The house was spacious but once behind the façade, everything was depressingly primitive. A tiny petrol generator provided only enough electricity for Tanaka-san’s laptop and lighting for two rooms. We showered in cold water in the dark, the ten of us used the one working toilet and we ate what the locals ate, i.e. the food was appalling. Breakfast was the only edible meal: flat bread, boiled eggs, cheese and yoghurt.
Most of our evenings were free and, after starving ourselves since the hard-boiled egg at breakfast, we would check out the good restaurants we’d noted while Tanaka-san was busy on his laptop editing the footage taken during the day. Then each night around midnight we would escort him to the pool satellite van for his ten-minute slot where he uploaded his story to his Japanese office for the morning news.

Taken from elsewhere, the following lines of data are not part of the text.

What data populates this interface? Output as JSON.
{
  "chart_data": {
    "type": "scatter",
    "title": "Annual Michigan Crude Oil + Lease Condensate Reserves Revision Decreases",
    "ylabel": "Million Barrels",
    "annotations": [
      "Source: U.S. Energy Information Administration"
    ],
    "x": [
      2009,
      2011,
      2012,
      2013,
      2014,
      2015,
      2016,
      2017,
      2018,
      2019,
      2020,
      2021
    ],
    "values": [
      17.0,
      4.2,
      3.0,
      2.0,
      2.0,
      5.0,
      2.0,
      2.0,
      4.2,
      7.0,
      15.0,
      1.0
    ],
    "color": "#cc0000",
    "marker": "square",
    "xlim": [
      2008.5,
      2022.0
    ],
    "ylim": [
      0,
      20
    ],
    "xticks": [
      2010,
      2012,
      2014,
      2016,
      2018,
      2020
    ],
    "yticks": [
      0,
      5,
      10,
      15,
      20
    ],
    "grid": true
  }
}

The JMC had flown into Kuwait, crossed the border and, when they finally set out for Samawah, we drove to the joint Dutch-Japanese base to film the historic footage of Japanese troops deploying for the first time in fifty years. Every Japanese TV crew, journalist and photographer with their horde of Iraqi fixers set up cameras around the entrance to the base, each team frantic to be the first to confirm the Japanese arrival. Tanaka-san told us that the first correspondent to report seeing the JMC would gain kudos for his channel. In the press world, breaking the news even thirty seconds earlier than a rival could make a career.
‘It is of the utmost importance to get the scoop,’ he informed me with his usual calm. Only the way his eyes flickered to the satellite van hinted at his inner turmoil.
As the hunger for a scoop grew, the camera teams began to edge further and further up the road away from the camp. This was Iraq, so the JMC was two hours late.
The cameramen grew bored by late afternoon and started filming each other. Eight TV cameras covered the scramble around the tea urn delivered by the Dutch media liaison officer. I was impressed at how some of the reporters had dressed for the occasion. Several stepped out of air-conditioned SUVs wearing Indiana Jones outfits with safari vests and water canteens on their belts.